The delay means the state can’t take advantage of the current rally in the $3.9 trillion municipal market. While investors in need of tax-havens generally seek California bonds, the market now is seeing even greater demand for such securities. Bondholders are set to receive a wall of debt payments this summer that’s expected to exceed the amount of new securities on tap.
“It’s hard to anticipate what the fall is going to look like,” said James Dearborn, director of municipal credit research at DWS. “If they were issuing bonds today, I think they would be well received.”
Last year, California Governor Gavin Newsom and state legislators agreed to establish a $21 billion fund to help utility giants including PG&E Corp. and Edison International cover future liabilities when their equipment ignites catastrophic blazes. Such exposure led to PG&E Corp.’s bankruptcy last year, and its incipient exit will allow it to tap the fund.

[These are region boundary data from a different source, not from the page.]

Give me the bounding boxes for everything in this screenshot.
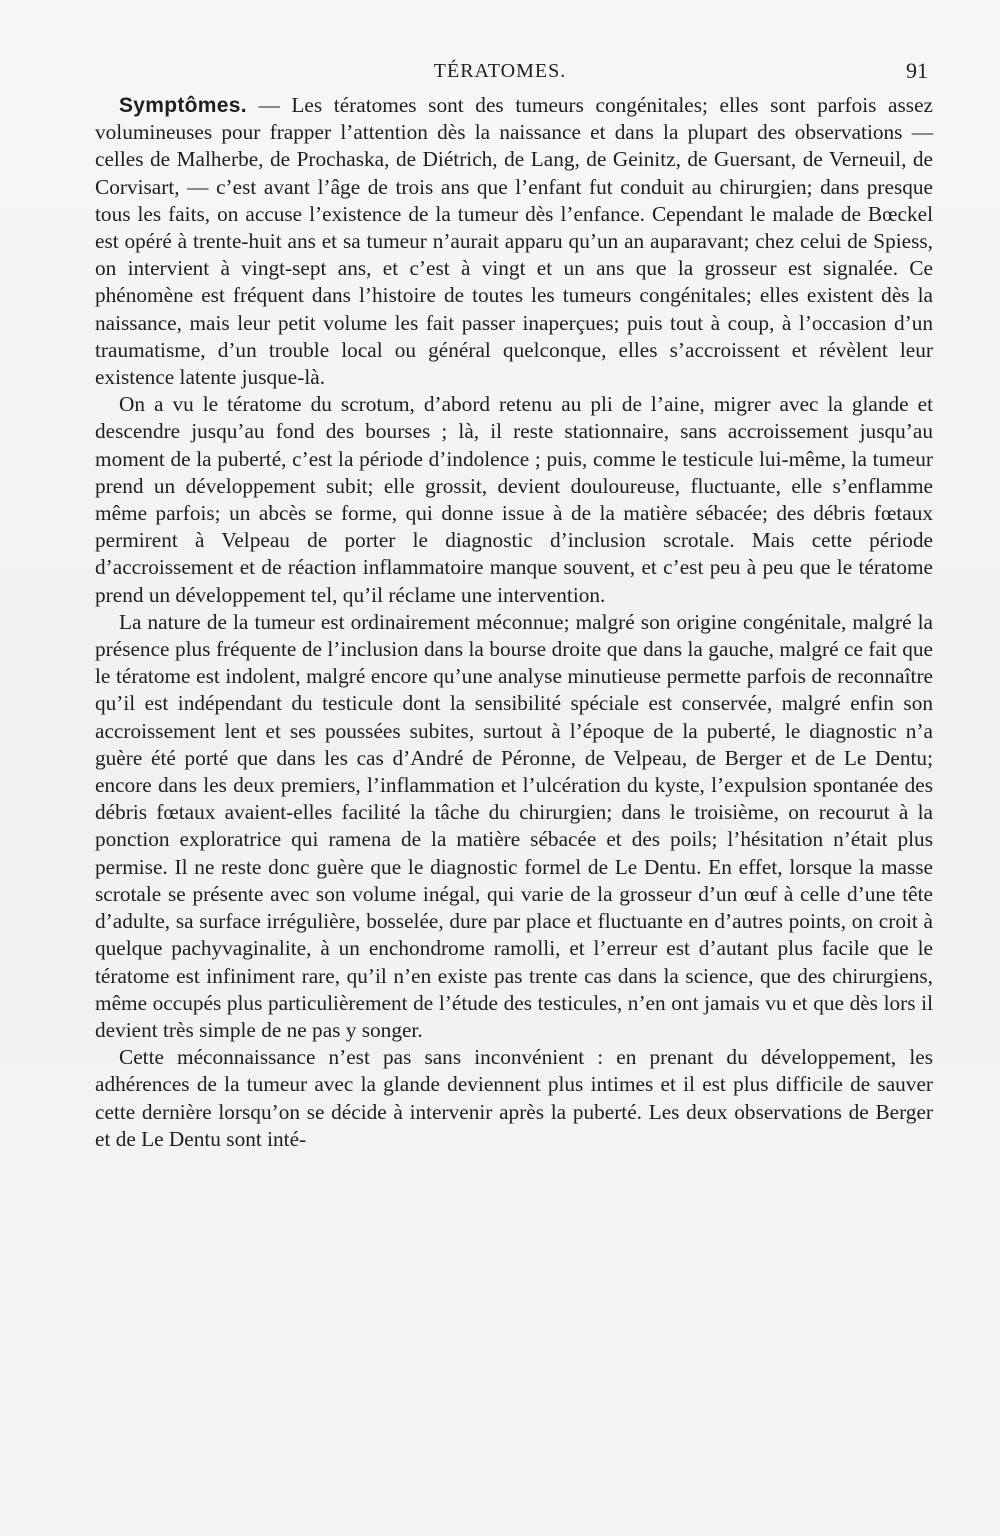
paragraph-development [95,391,933,609]
paragraph-consequences [95,1044,933,1153]
running-header [0,56,1000,86]
page-number: 91 [906,58,928,83]
paragraph-symptomes [95,92,933,391]
paragraph-text: On a vu le tératome du scrotum, d’abord retenu au pli de l’aine, migrer avec la glande et descendre jusqu’au fond des bourses ; là, il reste stationnaire, sans accroissement jusqu’au moment de la puberté, c’est la période d’indolence ; puis, comme le testicule lui-même, la tumeur prend un développement subit; elle grossit, devient douloureuse, fluctuante, elle s’enflamme même parfois; un abcès se forme, qui donne issue à de la matière sébacée; des débris fœtaux permirent à Velpeau de porter le diagnostic d’inclusion scrotale. Mais cette période d’accroissement et de réaction inflammatoire manque souvent, et c’est peu à peu que le tératome prend un développement tel, qu’il réclame une intervention. [95,392,933,607]
section-lead-heading: Symptômes. [119,94,247,117]
running-title: TÉRATOMES. [433,60,567,82]
body-text [95,92,933,1153]
paragraph-diagnosis [95,609,933,1044]
paragraph-text: — Les tératomes sont des tumeurs congénitales; elles sont parfois assez volumineuses pour frapper l’attention dès la naissance et dans la plupart des observations — celles de Malherbe, de Prochaska, de Diétrich, de Lang, de Geinitz, de Guersant, de Verneuil, de Corvisart, — c’est avant l’âge de trois ans que l’enfant fut conduit au chirurgien; dans presque tous les faits, on accuse l’existence de la tumeur dès l’enfance. Cependant le malade de Bœckel est opéré à trente-huit ans et sa tumeur n’aurait apparu qu’un an auparavant; chez celui de Spiess, on intervient à vingt-sept ans, et c’est à vingt et un ans que la grosseur est signalée. Ce phénomène est fréquent dans l’histoire de toutes les tumeurs congénitales; elles existent dès la naissance, mais leur petit volume les fait passer inaperçues; puis tout à coup, à l’occasion d’un traumatisme, d’un trouble local ou général quelconque, elles s’accroissent et révèlent leur existence latente jusque-là. [95,93,933,390]
paragraph-text: La nature de la tumeur est ordinairement méconnue; malgré son origine congénitale, malgré la présence plus fréquente de l’inclusion dans la bourse droite que dans la gauche, malgré ce fait que le tératome est indolent, malgré encore qu’une analyse minutieuse permette parfois de reconnaître qu’il est indépendant du testicule dont la sensibilité spéciale est conservée, malgré enfin son accroissement lent et ses poussées subites, surtout à l’époque de la puberté, le diagnostic n’a guère été porté que dans les cas d’André de Péronne, de Velpeau, de Berger et de Le Dentu; encore dans les deux premiers, l’inflammation et l’ulcération du kyste, l’expulsion spontanée des débris fœtaux avaient-elles facilité la tâche du chirurgien; dans le troisième, on recourut à la ponction exploratrice qui ramena de la matière sébacée et des poils; l’hésitation n’était plus permise. Il ne reste donc guère que le diagnostic formel de Le Dentu. En effet, lorsque la masse scrotale se présente avec son volume inégal, qui varie de la grosseur d’un œuf à celle d’une tête d’adulte, sa surface irrégulière, bosselée, dure par place et fluctuante en d’autres points, on croit à quelque pachyvaginalite, à un enchondrome ramolli, et l’erreur est d’autant plus facile que le tératome est infiniment rare, qu’il n’en existe pas trente cas dans la science, que des chirurgiens, même occupés plus particulièrement de l’étude des testicules, n’en ont jamais vu et que dès lors il devient très simple de ne pas y songer. [95,609,933,1042]
paragraph-text: Cette méconnaissance n’est pas sans inconvénient : en prenant du développement, les adhérences de la tumeur avec la glande deviennent plus intimes et il est plus difficile de sauver cette dernière lorsqu’on se décide à intervenir après la puberté. Les deux observations de Berger et de Le Dentu sont inté- [95,1045,933,1151]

The fund was part of legislation needed to keep investor-owned power companies operating as wildfires increase in number and severity. An unusual California doctrine holds utilities liable for wildfires that their equipment sparks, even if they aren’t proven negligent, leaving officials worried about the reliability of power in the most-populous U.S. state.
Helping finance the fund is $10.5 billion to be raised through the sale of municipal revenue bonds. The bonds will be backed by a charge customers are already seeing on their bills from the $11.2 billion in bonds the state sold starting in 2002. That issuance reimbursed California from buying electricity for insolvent utilities hobbled by rising prices and manipulation by Enron Corp. and other companies in the deregulated market.
The catch: California officials have to wait until they can defease those bonds, of which $1.5 billion is outstanding. The amount collected by the $.005 per kilowatt hour charge depends on usage. With the state mandating residents to shelter in place at the end of March, electricity demand dropped. Since the first full week of the statewide stay-at-home order through June 7, homes, businesses and manufacturers used 3.7% less in electricity on an average weekday, according to California ISO, which manages the state’s power grid.
Originally, the bonds were to be retired around the third week of August. Due to lower than projected revenue, the estimate is now mid- to late-September, with the new bonds potentially being sold in October, according to the state treasurer’s office. It’s likely the new bonds would pay back the $2 billion in loans to the fund from the state’s general fund, said H.D. Palmer, a spokesman for Newsom’s finance department.
Contributions from the utilities make up the rest of the fund. PG&E’s share is $4.8 billion. Southern California Edison made its initial contribution to the fund of $2.4 billion in September 2019 and made the first of its 10 annual payments of $95 million in December. SDG&E made its first initial contribution of $322.5 million and its first of its ten annual payments of $12.9 million.